Epic Sizing Ruler – extending the planning horizon

I joined an already established team, that had been working on a large scale Enterprise Data Warehouse implementation for over a year. I logged into Mingle and started to get up to speed with available planning data. My first step was to produce a burn-up chart to see how predictable the team were but also to check stakeholder expectations were aligned. Here’s the first burn-up:

daily-history-chart-edw-1

This graph was unable to answer the question “when will we be finished”. The backlog is constantly growing over time but even worse, the orange line (total scope) and the green line (work done) are diverging. This makes forecasting extremely difficult resulting in a more deterministic approach (plan and promise) rather than an empirical approach (measure and predict).

The reason for the constant growth in scope was down to the way the work was cut. The team had defined all the high level epics. Each sprint they would select an epic from the backlog and break it down just-in-time for the next sprint(s). This is a very lean approach as it minimises waste by not committing too much time to up front activity where requirements are highly volatile. From a forecasting perspective this is extremely bad. Not knowing the total scope prevents us from extending the planning horizon beyond the next couple of sprints. It’s a trade-off between upfront effort and longer term planning.

We were about half way through the EDW implementation when I joined the team so we had lots of known data points. I needed to extend the planning horizon without distracting the team away from delivery with wasteful estimation activities. If the team attempt to breakdown all the remaining epics into stories and size them at this point then it could take them weeks. Weeks of wasteful effort. Enter the epic sizing ruler.

I first came across the concept of an epic sizing ruler at one of my client sites. Visually it looked good, served a really useful purpose for helping with prioritisation, and established a very rough order of magnitude. Maybe it even served to encourage the team to break the epics down to reduce batch size. Here’s a photo of their epic sizing ruler:

Epic Sizing Ruler - cdl

For us we had already delivered a number of epics so we knew how many stories each epic translated in to. I took the epics that had already been completed and stuck them all up on the wall. I wrote the number of stories in the top right of each card then distributed them across the scale Small, Medium, Large, eXtra Large, and eXtra eXtra Large. We had some minor debate about what number of stories constitutes what sizes but we all settled on the groupings below which ‘felt’ about right. Note the purposeful lack of science here! Once the ruler was set up we moved on to actually using it to size epics.

Epic Sizing Ruler

To use the ruler we simply took all the remaining un-sized epics in the backlog and relatively sized them by pinning them to the board in the place that felt about right. It took the team less than an hour to relatively size 23 epics.

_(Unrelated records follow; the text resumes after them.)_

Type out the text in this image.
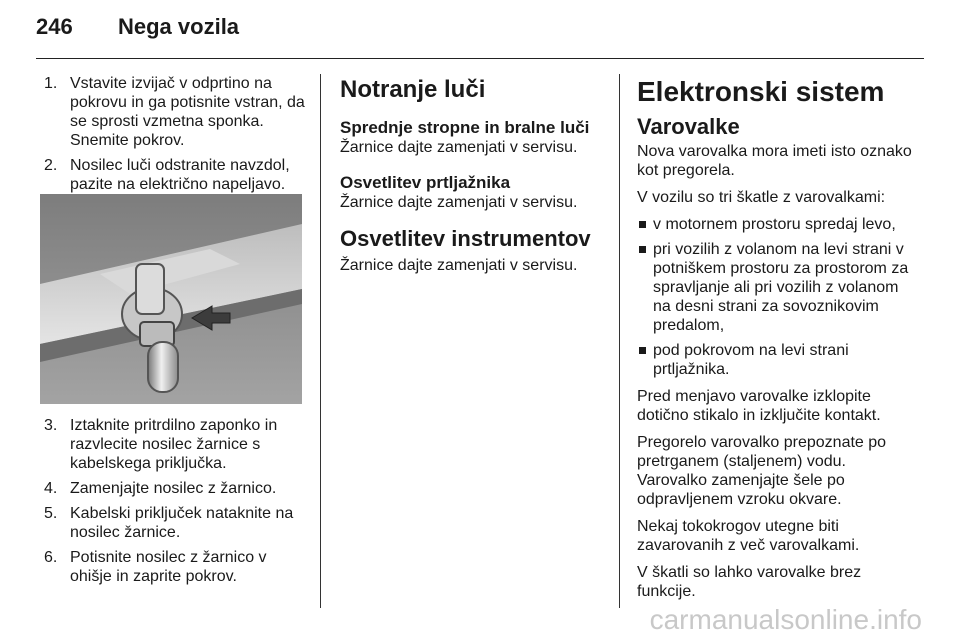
246 Nega vozila
1. Vstavite izvijač v odprtino na pokrovu in ga potisnite vstran, da se sprosti vzmetna sponka. Snemite pokrov.
2. Nosilec luči odstranite navzdol, pazite na električno napeljavo.
3. Iztaknite pritrdilno zaponko in razvlecite nosilec žarnice s kabelskega priključka.
4. Zamenjajte nosilec z žarnico.
5. Kabelski priključek nataknite na nosilec žarnice.
6. Potisnite nosilec z žarnico v ohišje in zaprite pokrov.
Notranje luči
Sprednje stropne in bralne luči

Žarnice dajte zamenjati v servisu.

Osvetlitev prtljažnika

Žarnice dajte zamenjati v servisu.

Osvetlitev instrumentov

Žarnice dajte zamenjati v servisu.

Elektronski sistem
Varovalke

Nova varovalka mora imeti isto oznako kot pregorela.

V vozilu so tri škatle z varovalkami:

v motornem prostoru spredaj levo,
pri vozilih z volanom na levi strani v potniškem prostoru za prostorom za spravljanje ali pri vozilih z volanom na desni strani za sovoznikovim predalom,
pod pokrovom na levi strani prtljažnika.

Pred menjavo varovalke izklopite dotično stikalo in izključite kontakt.

Pregorelo varovalko prepoznate po pretrganem (staljenem) vodu. Varovalko zamenjajte šele po odpravljenem vzroku okvare.

Nekaj tokokrogov utegne biti zavarovanih z več varovalkami.

V škatli so lahko varovalke brez funkcije.

carmanualsonline.info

From this relative sizing exercise we assigned an arbitrary default number of stories to each size based on sizing we observed from the historical epic sizes on the ruler:

  • S = 20 cards
  • M = 30 cards
  • L = 50 cards
  • XL = 100 cards
  • XXL = 200 cards

The next step is to create placeholder stories in Mingle against each epic that provides the data to enable more accurate forecasting. You can see from the burn-up chart below that the scope and done lines are now converging, thus extending the planning horizon.

daily-history-chart-edw

 

The team haven’t changed their process in regards to just-in-time breaking down of epics either. They still do this but what they now do is simply replace the placeholder stories with real stories as they breakdown the epic. Sometimes they end up with a couple of placeholder cards left over that they simply delete. Sometimes they don’t have enough placeholder stories to replace so they simply create new stories. So far we’ve found the sizing to be pretty accurate having now broken down many epics.

One concern we had was the number of placeholder stories might influence how the epics are broken down, i.e. to make them fit. But to counter this all stories are relatively sized as part of the standard approach to story writing. The team always aim to write the stories so they can get across our value stream in 5 days or less. Anything bigger than this they attempt to breakdown the story further.

In summary, visualise your uncertainty, use known data points where available, use burn-up charts to forecast and extend your planning horizon.